The food in Sudan is very similar to that of it’s Nile River neighbour Egypt and is heavily influenced by Arabic culture. The food in South Sudan however, more closely reflects the food of it’s neighbours in Kenya and DR Congo. Peanuts feature heavily as do sweet potatoes, yams and sorghum (a type of grain). Here I’ve made one of the most popular South Sudanese dishes – spinach, sweet potato and peanut stew which would normally be served with rice, couscous or sorghum. Due the price of meat, beef would normally only be added on special occasions – I had some left over beef short rib so this is a special occasion Pasipasi kpedekpede na passio.

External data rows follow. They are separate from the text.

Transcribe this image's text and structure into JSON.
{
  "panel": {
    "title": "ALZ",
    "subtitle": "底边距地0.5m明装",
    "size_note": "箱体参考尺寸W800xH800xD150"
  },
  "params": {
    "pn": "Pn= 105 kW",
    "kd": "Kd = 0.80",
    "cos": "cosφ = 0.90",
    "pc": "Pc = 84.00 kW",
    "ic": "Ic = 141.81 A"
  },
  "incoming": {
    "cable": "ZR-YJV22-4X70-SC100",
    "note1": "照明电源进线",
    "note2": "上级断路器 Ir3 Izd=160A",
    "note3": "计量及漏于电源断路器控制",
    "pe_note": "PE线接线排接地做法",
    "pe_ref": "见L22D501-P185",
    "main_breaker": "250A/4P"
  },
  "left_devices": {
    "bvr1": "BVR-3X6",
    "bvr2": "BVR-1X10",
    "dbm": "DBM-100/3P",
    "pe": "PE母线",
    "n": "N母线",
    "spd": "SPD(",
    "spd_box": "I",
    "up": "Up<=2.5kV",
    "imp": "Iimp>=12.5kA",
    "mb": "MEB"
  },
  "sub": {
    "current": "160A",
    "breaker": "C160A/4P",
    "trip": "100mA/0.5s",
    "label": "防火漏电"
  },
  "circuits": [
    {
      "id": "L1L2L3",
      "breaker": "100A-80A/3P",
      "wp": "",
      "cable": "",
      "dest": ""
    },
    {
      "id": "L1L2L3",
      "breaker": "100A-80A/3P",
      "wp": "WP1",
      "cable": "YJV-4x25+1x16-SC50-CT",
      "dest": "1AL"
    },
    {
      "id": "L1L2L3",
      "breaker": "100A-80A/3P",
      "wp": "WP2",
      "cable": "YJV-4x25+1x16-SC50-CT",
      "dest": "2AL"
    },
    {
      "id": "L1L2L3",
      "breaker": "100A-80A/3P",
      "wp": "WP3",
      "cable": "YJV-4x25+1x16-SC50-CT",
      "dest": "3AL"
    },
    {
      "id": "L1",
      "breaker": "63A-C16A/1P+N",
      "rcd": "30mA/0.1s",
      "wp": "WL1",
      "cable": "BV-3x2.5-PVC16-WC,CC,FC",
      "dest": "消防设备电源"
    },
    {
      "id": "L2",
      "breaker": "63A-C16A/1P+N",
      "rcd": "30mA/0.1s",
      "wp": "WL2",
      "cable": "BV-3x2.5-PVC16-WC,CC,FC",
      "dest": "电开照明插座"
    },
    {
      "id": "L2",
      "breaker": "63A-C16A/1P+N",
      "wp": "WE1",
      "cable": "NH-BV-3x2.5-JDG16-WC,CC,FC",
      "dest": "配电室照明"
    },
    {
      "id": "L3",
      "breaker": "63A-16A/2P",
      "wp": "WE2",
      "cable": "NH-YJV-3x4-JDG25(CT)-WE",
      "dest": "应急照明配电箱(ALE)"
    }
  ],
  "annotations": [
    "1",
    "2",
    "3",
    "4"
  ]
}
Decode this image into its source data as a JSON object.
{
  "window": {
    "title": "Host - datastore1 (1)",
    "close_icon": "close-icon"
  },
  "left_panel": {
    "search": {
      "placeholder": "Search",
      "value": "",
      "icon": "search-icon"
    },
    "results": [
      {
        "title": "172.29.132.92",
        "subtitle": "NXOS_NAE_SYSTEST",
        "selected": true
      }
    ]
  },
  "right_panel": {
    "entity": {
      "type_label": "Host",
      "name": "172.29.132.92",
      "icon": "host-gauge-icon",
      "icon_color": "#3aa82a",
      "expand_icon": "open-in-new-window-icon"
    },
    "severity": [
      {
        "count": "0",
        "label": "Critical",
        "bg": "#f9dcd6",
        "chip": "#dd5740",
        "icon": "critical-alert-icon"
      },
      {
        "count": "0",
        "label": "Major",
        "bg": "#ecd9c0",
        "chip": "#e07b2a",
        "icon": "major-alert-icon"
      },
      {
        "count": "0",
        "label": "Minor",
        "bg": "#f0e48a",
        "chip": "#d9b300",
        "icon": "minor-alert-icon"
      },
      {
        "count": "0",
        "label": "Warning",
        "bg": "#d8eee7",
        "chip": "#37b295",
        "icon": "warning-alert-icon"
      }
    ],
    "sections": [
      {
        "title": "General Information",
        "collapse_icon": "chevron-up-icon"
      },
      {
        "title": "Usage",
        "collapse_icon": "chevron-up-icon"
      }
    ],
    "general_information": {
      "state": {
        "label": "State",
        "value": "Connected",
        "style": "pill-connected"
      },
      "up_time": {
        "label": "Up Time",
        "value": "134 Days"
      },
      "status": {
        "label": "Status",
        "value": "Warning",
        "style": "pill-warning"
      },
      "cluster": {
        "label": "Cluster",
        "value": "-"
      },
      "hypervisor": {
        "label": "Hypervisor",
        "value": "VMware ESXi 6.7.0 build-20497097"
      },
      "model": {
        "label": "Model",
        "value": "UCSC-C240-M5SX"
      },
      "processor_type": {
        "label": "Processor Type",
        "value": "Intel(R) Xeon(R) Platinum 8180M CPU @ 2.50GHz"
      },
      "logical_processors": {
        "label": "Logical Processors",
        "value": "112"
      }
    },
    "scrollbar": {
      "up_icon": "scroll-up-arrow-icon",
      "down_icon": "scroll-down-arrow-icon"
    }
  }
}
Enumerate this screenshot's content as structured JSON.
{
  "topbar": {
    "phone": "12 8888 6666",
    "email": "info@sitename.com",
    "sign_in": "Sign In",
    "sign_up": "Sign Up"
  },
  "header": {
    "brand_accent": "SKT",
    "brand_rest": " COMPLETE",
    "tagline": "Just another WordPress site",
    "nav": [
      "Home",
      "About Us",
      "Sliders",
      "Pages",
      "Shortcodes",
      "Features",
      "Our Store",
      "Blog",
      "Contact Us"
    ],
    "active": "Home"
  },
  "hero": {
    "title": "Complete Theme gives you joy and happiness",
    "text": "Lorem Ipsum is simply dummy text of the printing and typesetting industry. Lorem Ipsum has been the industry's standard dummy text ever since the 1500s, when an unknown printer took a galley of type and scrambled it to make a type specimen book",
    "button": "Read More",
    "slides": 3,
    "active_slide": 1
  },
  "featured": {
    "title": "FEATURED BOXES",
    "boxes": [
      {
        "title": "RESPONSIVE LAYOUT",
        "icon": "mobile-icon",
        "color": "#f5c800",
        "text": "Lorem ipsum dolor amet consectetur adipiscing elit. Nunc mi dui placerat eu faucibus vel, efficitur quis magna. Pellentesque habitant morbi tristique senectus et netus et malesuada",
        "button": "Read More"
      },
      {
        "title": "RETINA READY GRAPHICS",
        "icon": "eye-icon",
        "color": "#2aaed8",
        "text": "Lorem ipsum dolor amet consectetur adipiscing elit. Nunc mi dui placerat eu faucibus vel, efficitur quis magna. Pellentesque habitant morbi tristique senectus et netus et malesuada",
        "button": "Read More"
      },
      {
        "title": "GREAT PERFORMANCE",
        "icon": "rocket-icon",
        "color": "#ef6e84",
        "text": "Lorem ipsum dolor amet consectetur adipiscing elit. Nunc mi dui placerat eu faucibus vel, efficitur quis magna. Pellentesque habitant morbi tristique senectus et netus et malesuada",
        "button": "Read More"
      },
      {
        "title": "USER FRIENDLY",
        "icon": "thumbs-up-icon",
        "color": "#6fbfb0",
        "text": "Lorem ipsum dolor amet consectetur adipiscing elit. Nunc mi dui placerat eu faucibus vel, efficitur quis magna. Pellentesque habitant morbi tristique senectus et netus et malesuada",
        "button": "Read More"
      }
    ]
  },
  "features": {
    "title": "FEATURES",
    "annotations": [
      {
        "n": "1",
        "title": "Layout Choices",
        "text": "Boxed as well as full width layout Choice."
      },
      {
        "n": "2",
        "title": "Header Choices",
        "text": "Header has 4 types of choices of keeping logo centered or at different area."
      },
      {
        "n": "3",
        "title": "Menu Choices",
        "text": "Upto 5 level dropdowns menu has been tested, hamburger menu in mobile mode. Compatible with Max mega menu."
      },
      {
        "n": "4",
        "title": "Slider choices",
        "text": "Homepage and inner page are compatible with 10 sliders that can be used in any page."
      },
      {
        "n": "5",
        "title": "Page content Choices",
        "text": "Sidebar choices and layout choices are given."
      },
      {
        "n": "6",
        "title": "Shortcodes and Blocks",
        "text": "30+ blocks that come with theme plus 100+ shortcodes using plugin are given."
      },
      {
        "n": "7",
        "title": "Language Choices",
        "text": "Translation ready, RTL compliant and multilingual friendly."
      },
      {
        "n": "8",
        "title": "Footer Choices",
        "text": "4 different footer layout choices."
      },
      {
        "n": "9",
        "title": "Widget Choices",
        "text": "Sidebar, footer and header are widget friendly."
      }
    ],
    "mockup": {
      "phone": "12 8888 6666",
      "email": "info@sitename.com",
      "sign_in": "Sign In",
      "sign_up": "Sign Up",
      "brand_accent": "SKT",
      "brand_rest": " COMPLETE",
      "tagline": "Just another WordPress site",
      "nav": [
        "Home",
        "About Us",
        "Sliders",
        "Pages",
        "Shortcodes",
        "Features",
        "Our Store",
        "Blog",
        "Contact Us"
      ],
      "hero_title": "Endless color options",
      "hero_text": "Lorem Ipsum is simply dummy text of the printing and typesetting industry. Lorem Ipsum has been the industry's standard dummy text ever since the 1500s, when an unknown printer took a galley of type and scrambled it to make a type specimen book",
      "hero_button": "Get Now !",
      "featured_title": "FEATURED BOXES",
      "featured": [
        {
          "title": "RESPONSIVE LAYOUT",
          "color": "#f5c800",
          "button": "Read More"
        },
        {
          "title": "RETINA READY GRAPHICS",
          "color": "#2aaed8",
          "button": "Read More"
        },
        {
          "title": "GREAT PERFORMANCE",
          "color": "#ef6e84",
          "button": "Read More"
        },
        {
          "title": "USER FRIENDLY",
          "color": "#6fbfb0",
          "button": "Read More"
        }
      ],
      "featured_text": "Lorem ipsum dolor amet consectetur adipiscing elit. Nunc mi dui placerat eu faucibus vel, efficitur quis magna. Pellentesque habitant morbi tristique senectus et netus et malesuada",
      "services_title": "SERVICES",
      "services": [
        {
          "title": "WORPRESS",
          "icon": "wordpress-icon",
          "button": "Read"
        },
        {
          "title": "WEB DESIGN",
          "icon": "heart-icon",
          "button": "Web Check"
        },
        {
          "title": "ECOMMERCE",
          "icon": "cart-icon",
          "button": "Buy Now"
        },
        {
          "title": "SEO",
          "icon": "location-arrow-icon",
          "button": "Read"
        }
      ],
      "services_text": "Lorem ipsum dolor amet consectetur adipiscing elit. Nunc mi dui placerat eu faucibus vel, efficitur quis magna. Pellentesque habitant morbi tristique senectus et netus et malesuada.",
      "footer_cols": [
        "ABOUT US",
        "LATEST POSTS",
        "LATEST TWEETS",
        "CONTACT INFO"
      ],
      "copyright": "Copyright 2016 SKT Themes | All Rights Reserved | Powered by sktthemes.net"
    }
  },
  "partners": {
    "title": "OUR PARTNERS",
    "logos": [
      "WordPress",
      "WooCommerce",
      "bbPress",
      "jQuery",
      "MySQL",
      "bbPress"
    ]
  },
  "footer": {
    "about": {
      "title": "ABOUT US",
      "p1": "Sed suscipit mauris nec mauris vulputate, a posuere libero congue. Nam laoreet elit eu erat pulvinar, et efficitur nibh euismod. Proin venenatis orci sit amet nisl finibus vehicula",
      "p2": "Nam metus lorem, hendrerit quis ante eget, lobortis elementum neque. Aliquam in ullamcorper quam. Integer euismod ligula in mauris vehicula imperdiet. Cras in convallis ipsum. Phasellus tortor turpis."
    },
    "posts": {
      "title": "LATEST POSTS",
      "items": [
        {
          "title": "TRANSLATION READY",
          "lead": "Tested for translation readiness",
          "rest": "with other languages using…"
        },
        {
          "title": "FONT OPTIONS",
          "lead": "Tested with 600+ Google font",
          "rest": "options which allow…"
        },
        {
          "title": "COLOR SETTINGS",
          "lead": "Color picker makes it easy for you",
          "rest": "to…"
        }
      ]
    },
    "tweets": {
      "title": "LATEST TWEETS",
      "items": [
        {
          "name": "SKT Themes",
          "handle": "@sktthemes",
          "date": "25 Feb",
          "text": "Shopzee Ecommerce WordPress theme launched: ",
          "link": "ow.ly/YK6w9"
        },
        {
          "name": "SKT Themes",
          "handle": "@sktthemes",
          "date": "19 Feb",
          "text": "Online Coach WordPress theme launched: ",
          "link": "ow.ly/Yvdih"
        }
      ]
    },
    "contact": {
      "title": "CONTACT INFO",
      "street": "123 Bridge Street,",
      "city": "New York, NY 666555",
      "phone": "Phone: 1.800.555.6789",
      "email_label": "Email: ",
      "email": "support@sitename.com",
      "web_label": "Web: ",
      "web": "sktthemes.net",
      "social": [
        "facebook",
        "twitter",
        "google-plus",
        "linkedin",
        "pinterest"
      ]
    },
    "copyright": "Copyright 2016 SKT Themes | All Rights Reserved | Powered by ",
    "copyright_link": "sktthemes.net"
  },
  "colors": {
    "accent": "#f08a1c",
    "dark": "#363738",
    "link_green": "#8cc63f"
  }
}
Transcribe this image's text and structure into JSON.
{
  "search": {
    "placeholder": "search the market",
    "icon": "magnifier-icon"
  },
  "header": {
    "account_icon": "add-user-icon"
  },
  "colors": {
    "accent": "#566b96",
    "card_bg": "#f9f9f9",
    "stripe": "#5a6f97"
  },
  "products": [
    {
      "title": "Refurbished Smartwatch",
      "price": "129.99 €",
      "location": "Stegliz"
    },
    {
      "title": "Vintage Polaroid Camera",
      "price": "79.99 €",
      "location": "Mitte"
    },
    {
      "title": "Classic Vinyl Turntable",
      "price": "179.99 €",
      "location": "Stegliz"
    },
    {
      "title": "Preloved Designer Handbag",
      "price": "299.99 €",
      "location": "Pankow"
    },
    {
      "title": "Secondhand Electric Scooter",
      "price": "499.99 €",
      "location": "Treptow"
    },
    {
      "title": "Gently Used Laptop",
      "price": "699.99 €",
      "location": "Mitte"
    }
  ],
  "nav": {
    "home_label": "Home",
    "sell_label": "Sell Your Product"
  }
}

Pasipasi kpedekpede na passio

  • Rice
  • Vegetable oil
  • Sweet potato
  • Garlic
  • Fresh tomato
  • Spinach
  • Tomato puree
  • Stock cubes – Maggi brand is the famous stock cube used in Africa – it’s very salty so it works as seasoning too!
  • Peanut butter
  • Palm oil
  • Peanuts
  • Beef (optional)

Tomato Salad with Peanut and Lime Dressing

  • Fresh Tomatoes
  • Parsley
  • Sugar
  • Salt
  • Chilli
  • Pepper
  • Peanut butter
  • Lime
  • Olive oil



Pasipasi kpedekpede na passio

  1. First put on some rice – heat some vegetable oil in a pan and boil the kettle. Add uncooked rice and salt to the oil and fry until the rice toasts and becomes white, once all the rice is equally toasted add boiled water to up to  cm and half above the top of the rice, cover and low the heat completely.
  2. Peel and cut sweet potatoes into chunks and add to a pan with palm oil, fry on all sides then add chopped garlic.
  3. In a bowl add boiled water to Maggi stock cubes to dissolve – add the whole thing to the pan with some fresh chopped tomatoes, tomato puree and let the mixture cook and the sweet potato braise.
  4. At this stage I added the meat from some left over beef short ribs and added a bone to the pan for flavour – if you don’t have cooked meat, brown some beef at the beginning before adding the other ingredients then just cook as before, alternatively don’t put any meat in at all!
  5. Turn off the rice but don’t remove the lid, the steam will finish the last bit of cooking.
  6. The liquid should now have reduced a little and have good flavour! Stir in quite a bit of peanut butter so that the sauce thickens.
  7. Once the sauce is a good consistency pop a pile of spinach on top – the steam from the stew will cook it down and you’ll be able to mix it in after about 30 seconds.
  8. Crush some peanuts and serve on top of your stew with rice.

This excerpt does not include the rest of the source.